Jak na pstryknięcie palcem, wszystkie najgorsze wspomnienia jakie próbował (szczerze mówiąc niezbyt skutecznie) w sobie zdusić od... No, bardzo dawna, ożyły.

Dom. Ten, który mimo, że nie był zbyt piękny, ba, który koło urody to nawet nie stał na półce, był wspanialszy od wszystkich jego willi razem wziętych. Jego rodzinny dom. W nim on. Dziewiętnastoletni, dość niski chłopak. Obok niego rodzice. Smukła, wątła kobieta o brązowych włosach i piwnych oczach. Matka. Wysoki, niezbyt umięśniony, ale piekielnie silny mężczyzna, blondyn o kawałkach węgla zamiast tęczówek. Ojciec. I ona. Stark poczuł dreszcz. Jego siostra. Dwuletnia blondyneczka, ale nie taka jak wszystkie. Jej włosy miały głębszy, ciemnozłoty, w półmroku szatynowy kolor. Niebieskie, ciemne oczy. Większe niż jego czy ojca. To były oczy matki.
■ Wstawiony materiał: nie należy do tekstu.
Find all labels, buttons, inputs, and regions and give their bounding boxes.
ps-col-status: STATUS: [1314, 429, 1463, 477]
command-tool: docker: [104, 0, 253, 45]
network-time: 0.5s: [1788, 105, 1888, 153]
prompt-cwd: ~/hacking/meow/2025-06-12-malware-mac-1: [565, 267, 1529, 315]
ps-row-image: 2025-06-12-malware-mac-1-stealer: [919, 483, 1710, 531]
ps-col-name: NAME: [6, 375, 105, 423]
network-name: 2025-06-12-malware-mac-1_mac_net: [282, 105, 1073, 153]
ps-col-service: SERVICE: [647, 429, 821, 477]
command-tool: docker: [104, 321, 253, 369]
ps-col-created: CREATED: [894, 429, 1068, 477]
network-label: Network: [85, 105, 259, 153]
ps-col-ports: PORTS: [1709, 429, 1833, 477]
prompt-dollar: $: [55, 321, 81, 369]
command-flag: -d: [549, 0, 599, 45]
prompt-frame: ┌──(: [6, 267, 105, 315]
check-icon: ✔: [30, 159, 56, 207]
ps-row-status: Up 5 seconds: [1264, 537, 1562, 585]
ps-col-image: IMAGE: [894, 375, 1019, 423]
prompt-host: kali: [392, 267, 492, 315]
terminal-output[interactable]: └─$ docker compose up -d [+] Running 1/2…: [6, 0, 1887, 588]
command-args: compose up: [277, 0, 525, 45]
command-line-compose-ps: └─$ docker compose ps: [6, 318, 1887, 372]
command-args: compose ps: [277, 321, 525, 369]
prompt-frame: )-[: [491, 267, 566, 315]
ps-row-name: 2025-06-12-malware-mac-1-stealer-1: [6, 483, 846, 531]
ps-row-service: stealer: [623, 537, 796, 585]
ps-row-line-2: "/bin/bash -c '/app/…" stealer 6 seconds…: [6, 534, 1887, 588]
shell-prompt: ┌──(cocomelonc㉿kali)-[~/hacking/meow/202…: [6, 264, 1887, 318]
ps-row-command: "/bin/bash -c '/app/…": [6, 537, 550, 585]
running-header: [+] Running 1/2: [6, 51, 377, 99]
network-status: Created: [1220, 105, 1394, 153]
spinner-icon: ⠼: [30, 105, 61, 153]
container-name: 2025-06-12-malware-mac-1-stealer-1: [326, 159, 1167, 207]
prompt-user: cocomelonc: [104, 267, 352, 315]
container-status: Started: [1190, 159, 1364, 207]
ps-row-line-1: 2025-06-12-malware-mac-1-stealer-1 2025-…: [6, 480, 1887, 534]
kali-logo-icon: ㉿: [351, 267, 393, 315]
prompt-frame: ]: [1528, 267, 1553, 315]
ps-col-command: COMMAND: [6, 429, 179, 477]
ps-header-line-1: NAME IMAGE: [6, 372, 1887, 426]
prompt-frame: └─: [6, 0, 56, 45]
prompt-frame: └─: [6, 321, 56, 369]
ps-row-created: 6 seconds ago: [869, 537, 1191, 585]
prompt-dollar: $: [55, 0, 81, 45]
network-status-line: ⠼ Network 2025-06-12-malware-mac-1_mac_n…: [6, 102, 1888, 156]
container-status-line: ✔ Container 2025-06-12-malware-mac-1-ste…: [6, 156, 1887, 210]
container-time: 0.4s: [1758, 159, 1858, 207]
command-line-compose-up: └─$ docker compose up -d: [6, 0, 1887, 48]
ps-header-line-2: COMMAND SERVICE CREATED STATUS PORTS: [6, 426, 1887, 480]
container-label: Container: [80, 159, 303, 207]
Barwa inna, to prawda, ale rozmiar i to, w jaki sposób nimi patrzyły, identyczny.

A potem oni. 

Ludzie w czarnych płaszczach do kostek, wyłamujący drzwi ich domu, obezwładniający najpierw jego, a potem próbujący wyrwać Susan, jego najukochańszą siostrzyczkę z objęć rodziców. 
Ktoś się dowiedział. Ktoś się dowiedział. Tony był w miarę normalny, tyle tylko, że inteligentniejszy, nieprzeciętny. Dwulatka zaś... U niej to wyglądało inaczej. Stark to widział, ale starał się ukryć. Nawet przed rodziną. Nie odczuwała bólu tak, jak inni. Urodziła się niemal uodporniona na cierpienie fizyczne. I potrafiła hipnotyzować, przynajmniej w pewnym sensie.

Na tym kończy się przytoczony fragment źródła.